In a healthcare system perpetually challenged with care coordination, older patients – especially those admitted to skilled nursing facilities – represent the biggest challenge of all.
Many of these patients have multiple chronic conditions, treated by multiple providers and are on complex regimens. They also often have memory or mobility issues that limit their ability to manage their own care. These factors leave them especially vulnerable to adverse events and too frequent hospital readmissions. A 2010 report found that 23.5% of Medicare beneficiaries discharged from a hospital to an SNF were readmitted within 30 days.
And those hospital readmissions continue to drive up healthcare costs substantially. More recent figures from CMS show only slight improvement over the 2010 report, with current estimates of nearly 20% of Medicare patients discharged from a hospital readmitted within 30 days — at a cost of more than $26 billion per year.
In the face of CMS penalties designed to reduce excessive readmissions, SNFs have begun relying on hospital liaisons or skilled care coordinators to improve patient outcomes. While an important step, it is still challenging as not all SNFs have the ability to add personnel and, perhaps more importantly, has not been shown to reduce readmission rates as much as needed.
One essential problem: SNFs rarely have visibility into patient medical records outside their own operations and can’t easily follow patient activity once they leave.
Putting the SNF patient at the center of care
This situation calls for new tools that track clinical events by patients rather than by facilities, with more complete patient histories and the means to track patients through care transitions. In effect, such tools enable better care coordination by addressing an inherent problem in healthcare’s patchwork of disparate and dissimilar EMRs.
EMRs have always been built around the needs of a specific setting, whether primary care, specialty, outpatient, inpatient, post-acute or long-term. For SNF patients, this can mean separate medical records housed at a half-dozen or more facilities.
Consonus, a nationwide provider of rehab, pharmacy and post-acute care transformation services in over 300 SNFs, recently addressed this challenge by partnering with the Collective Medical care collaboration network. Collective’s risk-adjusted and real-time event notification platform, which tracks clinical events by patients rather than by facilities, now provides Consonus SNFs with patient records of clinical events and histories across their care communities, issuing real-time provider notifications with every transition.
By receiving clinical insights that put patients rather than providers and facilities at the center of medical records, SNFs can realize far greater care continuity, and ultimately reduce readmissions.
Improving continuity of care
Providers at Consonus-sponsored SNFs can now collaborate more closely with hospitals, health systems and community providers, regardless of technology infrastructure. These SNFs who used to receive only the patient’s record from the referring facility (or less) now have more comprehensive patient histories. In many cases, this includes information regarding care guidelines and plans, care team, ED utilization patterns and advance directives and prescription histories—all of which provide insights into a patient’s readmission risks and help SNFs make better care decisions.

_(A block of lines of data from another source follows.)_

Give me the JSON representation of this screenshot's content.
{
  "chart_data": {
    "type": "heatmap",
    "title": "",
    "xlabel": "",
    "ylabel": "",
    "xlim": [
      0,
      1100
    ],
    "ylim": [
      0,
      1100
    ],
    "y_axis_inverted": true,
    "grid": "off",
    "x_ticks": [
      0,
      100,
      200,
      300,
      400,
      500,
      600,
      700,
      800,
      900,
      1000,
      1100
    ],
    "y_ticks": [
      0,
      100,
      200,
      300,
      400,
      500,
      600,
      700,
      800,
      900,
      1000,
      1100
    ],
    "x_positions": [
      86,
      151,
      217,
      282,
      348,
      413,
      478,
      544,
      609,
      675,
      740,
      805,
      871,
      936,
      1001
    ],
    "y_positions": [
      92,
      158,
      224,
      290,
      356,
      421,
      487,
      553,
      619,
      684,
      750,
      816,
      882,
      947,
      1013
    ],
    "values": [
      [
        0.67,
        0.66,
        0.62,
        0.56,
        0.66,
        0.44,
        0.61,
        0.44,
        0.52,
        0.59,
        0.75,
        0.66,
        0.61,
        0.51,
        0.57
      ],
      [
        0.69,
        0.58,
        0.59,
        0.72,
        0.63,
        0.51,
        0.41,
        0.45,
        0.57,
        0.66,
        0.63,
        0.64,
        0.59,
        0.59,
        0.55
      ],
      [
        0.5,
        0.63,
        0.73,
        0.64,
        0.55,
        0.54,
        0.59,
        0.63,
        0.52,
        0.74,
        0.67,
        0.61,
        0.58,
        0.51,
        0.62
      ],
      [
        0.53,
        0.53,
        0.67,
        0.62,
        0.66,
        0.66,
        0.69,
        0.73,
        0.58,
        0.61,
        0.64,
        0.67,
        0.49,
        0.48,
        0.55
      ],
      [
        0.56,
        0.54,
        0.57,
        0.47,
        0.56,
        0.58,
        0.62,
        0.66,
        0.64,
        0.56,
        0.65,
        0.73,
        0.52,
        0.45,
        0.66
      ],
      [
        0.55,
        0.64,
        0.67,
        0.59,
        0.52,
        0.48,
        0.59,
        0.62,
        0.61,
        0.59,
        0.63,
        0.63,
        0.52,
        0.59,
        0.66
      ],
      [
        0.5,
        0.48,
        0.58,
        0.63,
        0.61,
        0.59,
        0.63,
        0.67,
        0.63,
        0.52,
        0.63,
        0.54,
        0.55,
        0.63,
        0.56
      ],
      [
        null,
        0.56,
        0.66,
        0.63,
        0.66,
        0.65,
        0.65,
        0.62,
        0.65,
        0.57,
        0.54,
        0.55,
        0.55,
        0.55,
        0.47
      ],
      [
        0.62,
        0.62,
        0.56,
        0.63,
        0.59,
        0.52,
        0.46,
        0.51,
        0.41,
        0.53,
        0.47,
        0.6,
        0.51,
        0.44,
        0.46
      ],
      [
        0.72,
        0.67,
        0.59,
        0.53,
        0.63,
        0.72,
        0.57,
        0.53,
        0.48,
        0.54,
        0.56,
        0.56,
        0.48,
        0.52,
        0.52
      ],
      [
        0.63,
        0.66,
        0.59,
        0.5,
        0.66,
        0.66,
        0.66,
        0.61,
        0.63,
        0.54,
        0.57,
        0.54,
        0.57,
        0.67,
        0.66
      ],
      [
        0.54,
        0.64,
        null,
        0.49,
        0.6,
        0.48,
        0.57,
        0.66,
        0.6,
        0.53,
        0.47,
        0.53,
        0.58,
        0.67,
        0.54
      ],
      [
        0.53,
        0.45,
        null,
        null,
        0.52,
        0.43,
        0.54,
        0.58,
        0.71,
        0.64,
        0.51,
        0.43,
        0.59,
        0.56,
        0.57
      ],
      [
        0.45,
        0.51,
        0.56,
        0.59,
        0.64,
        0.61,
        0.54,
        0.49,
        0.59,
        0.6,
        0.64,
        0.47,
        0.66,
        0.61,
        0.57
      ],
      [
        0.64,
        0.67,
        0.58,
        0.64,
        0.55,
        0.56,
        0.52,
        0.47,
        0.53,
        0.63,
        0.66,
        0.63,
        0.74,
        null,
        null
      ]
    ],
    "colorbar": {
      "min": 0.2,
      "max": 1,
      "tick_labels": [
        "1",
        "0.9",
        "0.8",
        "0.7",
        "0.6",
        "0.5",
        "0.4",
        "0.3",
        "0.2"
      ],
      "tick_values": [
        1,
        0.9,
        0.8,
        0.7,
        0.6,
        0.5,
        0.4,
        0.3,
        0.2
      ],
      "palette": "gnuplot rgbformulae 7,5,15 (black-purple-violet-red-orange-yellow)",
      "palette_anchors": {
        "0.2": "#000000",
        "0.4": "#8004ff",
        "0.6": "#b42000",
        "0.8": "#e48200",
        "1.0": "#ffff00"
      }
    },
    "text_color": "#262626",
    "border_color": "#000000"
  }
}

Having a much more insightful patient record enables greater care coordination that can eliminate unnecessary tests and duplicative treatments, increase patient safety in medication management, inform care generally within the SNF, streamline transitions of care through a strengthened referral network and even better estimated lengths of stay helping to manage discharge planning more efficiently.
Having a more complete view of patients will help SNFs to reduce readmissions and associated penalties. This confidence rests in part on being able to provide better-informed care during a patient’s SNF stay. It also provides an opportunity for collaboration outside the walls of the SNFs so care managers associated with ACOs and health plans can also assist during these transitions.
With a view into the patient’s continuing care in and out of their four walls, a care manager can then oversee the transition from a SNF to a home environment, remain apprised of ongoing care and even arrange to directly readmit the patient to the SNF if appropriate to avoid hospital readmission. When a patient does need hospital readmission, the SNF knows the patient’s activity immediately after discharge, enabling outreach for care collaboration and reengagement, including a return to the SNF if necessary for their health.
The digitization of patient information ushered in by EMRs is unquestionably valuable. But the unintentional creation of silos of information not easily shared across facilities is a shortcoming that most impacts older patients with multiple chronic conditions. When providers have only partial insight into these patients’ histories and conditions, their care can be compromised within a SNF and post-discharge, increasing their chances of hospital readmission.
By adopting automation tools designed specifically to address this issue along with adding skilled care coordinators, SNFs can take a highly productive step toward improving the lives of their patients — and put a more serious dent in the current $26 million in annual readmission costs for Medicare patients.
Benjamin Zaniello, M.D., is a Seattle-based practicing physician and chief medical officer of Collective Medical.